The diagnostic component obviously is a lot trickier, and you must have a lot of regulatory oversight for that because we don’t want to jump from detection to diagnosis, which is a big area. First, we have to get those algorithms and validate them. For mental health and addiction specifically, the field is going to have to see a much larger switch from categorical diagnosis. Specifically, do you have this dimensional diagnosis? The dimensional would consist of rating your depression only, or specifically rating your appetite. We’re not talking about the symptom cluster but rather 1 symptom.

Megan Coder, PharmD, MBA: Dr Luo, what type of education would be needed to really enable you to have confidence to use these types of tools?

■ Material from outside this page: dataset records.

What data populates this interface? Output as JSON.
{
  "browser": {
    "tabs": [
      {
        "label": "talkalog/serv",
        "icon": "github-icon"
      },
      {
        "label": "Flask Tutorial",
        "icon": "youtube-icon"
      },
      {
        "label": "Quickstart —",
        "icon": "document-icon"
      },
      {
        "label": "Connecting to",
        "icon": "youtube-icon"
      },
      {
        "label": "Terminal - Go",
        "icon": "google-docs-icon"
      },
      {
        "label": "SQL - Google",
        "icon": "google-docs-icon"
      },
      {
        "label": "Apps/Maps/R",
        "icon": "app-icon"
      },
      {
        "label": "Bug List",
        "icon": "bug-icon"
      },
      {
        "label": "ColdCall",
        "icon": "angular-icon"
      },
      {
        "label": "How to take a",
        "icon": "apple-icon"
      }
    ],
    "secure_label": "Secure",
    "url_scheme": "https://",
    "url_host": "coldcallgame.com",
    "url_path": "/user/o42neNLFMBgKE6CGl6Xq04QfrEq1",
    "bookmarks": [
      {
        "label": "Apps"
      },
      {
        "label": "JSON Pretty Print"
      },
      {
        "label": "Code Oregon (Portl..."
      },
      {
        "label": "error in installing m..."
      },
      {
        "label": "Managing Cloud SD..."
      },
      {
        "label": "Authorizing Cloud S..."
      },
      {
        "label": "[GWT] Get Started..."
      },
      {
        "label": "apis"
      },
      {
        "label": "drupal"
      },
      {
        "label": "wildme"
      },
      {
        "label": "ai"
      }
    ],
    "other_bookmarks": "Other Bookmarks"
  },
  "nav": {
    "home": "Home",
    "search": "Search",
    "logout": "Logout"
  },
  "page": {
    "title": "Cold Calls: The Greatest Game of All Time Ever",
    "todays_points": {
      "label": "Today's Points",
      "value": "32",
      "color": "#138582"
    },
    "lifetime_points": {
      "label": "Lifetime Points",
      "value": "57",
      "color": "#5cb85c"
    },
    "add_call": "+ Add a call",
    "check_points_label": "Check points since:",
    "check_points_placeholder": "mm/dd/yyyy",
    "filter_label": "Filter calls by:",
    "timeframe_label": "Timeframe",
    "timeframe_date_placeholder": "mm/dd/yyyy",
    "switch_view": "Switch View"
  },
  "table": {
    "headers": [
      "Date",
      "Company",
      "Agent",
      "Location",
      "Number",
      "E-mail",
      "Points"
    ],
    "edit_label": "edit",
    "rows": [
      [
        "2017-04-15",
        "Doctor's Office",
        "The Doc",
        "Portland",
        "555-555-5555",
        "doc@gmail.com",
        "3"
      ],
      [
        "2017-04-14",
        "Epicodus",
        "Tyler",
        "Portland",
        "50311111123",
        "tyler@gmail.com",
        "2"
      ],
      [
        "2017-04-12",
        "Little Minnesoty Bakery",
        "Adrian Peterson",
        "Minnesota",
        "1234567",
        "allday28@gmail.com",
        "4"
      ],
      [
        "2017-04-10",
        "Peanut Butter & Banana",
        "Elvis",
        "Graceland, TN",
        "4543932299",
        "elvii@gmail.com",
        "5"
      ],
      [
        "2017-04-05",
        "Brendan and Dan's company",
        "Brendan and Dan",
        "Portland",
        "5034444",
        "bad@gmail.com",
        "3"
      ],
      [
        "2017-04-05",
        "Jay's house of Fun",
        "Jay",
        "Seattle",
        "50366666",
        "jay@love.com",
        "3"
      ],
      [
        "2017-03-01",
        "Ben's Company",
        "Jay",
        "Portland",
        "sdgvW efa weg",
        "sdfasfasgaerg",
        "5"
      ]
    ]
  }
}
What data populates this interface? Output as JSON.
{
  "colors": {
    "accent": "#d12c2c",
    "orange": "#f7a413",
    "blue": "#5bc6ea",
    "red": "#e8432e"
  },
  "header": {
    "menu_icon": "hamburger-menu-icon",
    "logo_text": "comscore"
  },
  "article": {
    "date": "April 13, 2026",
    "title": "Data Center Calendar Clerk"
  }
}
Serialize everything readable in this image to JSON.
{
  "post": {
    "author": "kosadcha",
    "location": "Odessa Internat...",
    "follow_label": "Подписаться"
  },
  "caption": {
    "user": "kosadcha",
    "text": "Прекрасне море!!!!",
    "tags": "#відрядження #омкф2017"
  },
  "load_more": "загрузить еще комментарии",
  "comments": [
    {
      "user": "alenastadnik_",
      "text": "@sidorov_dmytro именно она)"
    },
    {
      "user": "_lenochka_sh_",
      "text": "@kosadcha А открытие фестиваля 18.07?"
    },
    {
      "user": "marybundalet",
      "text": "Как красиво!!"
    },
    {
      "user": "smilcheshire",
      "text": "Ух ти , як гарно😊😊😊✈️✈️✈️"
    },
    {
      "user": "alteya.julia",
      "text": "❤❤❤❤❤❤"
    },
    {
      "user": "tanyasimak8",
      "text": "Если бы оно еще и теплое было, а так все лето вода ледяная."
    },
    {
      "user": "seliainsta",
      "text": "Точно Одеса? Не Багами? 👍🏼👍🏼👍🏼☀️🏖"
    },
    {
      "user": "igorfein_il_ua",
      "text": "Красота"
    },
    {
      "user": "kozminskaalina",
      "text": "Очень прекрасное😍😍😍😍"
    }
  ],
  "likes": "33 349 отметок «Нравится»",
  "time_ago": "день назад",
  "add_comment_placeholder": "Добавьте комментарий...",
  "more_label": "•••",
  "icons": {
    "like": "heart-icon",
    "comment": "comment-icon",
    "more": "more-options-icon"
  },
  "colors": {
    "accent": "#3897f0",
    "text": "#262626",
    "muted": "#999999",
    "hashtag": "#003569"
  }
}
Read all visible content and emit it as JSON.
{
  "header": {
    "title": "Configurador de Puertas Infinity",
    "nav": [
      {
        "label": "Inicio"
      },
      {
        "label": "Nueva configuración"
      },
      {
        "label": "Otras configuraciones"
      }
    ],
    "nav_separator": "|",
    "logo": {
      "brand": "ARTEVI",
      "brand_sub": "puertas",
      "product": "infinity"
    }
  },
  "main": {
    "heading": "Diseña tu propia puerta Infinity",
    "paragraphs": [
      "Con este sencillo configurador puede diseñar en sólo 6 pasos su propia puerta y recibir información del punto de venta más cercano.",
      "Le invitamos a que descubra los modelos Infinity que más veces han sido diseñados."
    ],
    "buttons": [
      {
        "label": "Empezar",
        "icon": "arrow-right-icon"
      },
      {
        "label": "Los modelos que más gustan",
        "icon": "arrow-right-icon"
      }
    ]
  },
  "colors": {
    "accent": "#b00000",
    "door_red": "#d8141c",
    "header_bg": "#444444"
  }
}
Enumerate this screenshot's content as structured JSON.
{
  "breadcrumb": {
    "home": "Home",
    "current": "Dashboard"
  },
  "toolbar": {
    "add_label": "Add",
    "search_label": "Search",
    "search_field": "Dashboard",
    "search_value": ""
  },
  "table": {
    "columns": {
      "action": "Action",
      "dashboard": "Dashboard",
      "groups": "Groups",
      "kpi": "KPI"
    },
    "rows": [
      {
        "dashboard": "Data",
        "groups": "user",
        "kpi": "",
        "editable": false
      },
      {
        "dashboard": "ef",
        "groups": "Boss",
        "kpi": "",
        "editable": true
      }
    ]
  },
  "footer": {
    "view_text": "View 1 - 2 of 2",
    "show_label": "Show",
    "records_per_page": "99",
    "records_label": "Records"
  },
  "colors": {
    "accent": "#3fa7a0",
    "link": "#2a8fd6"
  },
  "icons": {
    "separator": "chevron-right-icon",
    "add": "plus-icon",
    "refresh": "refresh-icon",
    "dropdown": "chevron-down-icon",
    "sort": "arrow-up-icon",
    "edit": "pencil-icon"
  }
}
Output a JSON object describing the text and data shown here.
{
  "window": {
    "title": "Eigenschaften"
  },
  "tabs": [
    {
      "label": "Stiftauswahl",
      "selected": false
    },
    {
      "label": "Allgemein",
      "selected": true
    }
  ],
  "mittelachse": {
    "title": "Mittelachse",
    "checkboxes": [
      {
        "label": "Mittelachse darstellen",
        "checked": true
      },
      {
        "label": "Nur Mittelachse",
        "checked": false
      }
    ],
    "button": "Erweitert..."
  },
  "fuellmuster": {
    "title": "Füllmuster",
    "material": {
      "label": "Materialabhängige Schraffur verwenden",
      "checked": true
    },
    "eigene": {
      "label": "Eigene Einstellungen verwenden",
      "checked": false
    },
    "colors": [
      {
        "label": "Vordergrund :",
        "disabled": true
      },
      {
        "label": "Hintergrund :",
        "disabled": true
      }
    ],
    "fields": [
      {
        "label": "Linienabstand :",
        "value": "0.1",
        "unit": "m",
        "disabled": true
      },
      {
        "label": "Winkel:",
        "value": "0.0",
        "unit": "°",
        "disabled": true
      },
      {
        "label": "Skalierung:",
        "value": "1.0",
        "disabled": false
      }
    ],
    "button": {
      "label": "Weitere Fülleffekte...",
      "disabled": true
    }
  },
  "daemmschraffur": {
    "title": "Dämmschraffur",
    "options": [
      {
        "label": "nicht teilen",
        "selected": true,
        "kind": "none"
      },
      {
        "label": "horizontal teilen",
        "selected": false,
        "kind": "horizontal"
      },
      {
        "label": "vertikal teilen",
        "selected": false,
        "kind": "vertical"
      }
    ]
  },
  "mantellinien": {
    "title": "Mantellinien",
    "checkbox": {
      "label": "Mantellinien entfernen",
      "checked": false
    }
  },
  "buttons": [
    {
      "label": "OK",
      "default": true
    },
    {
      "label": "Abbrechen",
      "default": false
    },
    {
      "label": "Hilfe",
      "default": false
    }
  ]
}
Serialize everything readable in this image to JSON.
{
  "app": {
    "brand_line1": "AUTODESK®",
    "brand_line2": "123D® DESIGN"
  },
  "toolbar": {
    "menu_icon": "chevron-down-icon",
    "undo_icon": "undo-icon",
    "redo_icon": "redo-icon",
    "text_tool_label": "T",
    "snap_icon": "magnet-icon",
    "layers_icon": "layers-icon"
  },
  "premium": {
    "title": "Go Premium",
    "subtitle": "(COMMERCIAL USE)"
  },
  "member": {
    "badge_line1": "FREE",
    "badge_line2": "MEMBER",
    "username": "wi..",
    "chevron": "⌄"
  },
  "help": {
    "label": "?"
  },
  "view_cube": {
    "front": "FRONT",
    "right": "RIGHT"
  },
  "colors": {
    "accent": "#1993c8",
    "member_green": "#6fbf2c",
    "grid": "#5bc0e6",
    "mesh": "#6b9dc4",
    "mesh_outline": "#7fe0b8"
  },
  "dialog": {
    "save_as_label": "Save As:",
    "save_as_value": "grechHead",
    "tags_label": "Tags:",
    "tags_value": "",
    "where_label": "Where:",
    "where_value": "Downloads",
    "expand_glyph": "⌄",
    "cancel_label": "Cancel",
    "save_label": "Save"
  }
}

John Luo, MD: Papers published and FDA clearance or approval. When I was a junior faculty member and the PalmPilot came out, 1 of the ways I increased adoption—and these were not digital therapeutics or anything close to that—is I would teach a course. In 1999, 100 psychiatrists would vie for a seat to learn how to use their PalmPilot, just to use it in providing basic access to information.

Finding a way to reach psychiatrists and help them be comfortable prescribing it or using it or showing it to their patients reminds me that like electronic health records, much of medical education has been outsourced to these third-party vendors, which create videos to help the patient with lumbar punctures for example.

You certainly can have the same vendor teaching digital therapeutics. You probably don’t want it on YouTube, but those are the ways providers will become more comfortable. Patients are way ahead of us because they’re eager. They really want support, especially because access to mental health providers is somewhat limited.